The second half of the documentary moves away from the production elements and looks at the art of filmmaking. Reinventing the Genre (14:24) discusses how the Mob/Gangster films were done so many times that De Palma and his band of filmmakers looked to bring a John Ford feeling to the picture and give a grand feeling to the picture. The fourth and final quarter of the documentary, The Classic (5:41) is a short and sweet look at the film's score as done by Ennio Morricone. The visually strong film features a compelling score by the veteran composer and the Director of Photographer steps in to discuss his views on the sound of the film. Two other supplements round off the offerings.
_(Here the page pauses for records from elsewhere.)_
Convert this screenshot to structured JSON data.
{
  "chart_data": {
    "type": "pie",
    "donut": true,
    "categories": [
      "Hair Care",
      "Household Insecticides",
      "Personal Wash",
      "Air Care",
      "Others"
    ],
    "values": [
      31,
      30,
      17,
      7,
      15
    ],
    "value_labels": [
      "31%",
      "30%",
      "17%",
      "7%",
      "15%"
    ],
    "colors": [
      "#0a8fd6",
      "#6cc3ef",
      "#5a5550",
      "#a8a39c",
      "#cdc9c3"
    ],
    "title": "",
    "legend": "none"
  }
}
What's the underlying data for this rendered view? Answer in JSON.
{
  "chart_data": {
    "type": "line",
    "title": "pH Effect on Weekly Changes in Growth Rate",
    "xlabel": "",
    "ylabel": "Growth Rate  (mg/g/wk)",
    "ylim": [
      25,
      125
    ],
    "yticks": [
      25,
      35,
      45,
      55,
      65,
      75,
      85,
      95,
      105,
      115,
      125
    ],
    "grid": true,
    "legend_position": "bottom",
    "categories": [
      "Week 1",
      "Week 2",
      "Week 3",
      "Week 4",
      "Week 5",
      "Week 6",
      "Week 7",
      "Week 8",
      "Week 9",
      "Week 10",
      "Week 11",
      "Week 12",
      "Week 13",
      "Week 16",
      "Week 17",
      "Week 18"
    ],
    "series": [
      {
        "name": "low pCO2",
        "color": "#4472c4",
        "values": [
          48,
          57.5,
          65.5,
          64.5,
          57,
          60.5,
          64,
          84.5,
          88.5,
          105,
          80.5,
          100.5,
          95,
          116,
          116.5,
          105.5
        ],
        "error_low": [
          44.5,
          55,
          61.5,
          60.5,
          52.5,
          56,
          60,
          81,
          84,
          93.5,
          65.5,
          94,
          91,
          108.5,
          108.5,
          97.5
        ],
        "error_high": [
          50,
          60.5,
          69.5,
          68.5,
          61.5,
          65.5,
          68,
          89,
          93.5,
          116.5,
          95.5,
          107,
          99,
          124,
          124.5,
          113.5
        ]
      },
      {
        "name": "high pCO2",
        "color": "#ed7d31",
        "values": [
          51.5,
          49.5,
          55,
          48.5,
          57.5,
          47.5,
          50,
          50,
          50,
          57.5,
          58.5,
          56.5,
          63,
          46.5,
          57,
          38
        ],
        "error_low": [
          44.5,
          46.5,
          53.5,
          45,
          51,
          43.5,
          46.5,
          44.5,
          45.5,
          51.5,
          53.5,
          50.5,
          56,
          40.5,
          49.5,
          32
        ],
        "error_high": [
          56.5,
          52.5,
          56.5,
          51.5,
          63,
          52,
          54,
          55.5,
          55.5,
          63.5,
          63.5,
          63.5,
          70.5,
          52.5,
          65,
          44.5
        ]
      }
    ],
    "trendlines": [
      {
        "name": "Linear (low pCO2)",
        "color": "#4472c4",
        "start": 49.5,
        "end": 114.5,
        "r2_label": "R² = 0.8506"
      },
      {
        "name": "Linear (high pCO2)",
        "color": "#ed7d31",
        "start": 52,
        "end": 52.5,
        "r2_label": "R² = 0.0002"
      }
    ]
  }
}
Original Featurette: The Men (5:26) and the Theatrical Trailer are the last two selections on the Extras menu. "The Men" is a five minute EPK bit from the film's release window and the trailer is the only extra presented in high definition.
It has been a couple years since I last sat down and enjoyed "The Untouchables" and I was quickly reminded at how cool Connery and the film itself were. In its high definition glory, I had to watch the Union Station sequence a couple of times. It looked just so damn cool. Connery and De Niro were already legends and their performances were as expected. Costner was a lesser known actor at the time, but he stands strong among his two better known co-stars and showed that given the right material, he is a potent leading man. The Blu-ray release of this classic film looks and sounds very good. The picture quality only suffers from a minimal amount of film grain and a couple minor instances of softness. The sound is mostly contained in the front channels, but very good given the vintage. The extras are mostly comprised of an hour long documentary, but it is worth taking a look at. Overall, this is a very nice package for the twenty year old film and hopefully, a whole new generation of viewers can discover how cool this film is.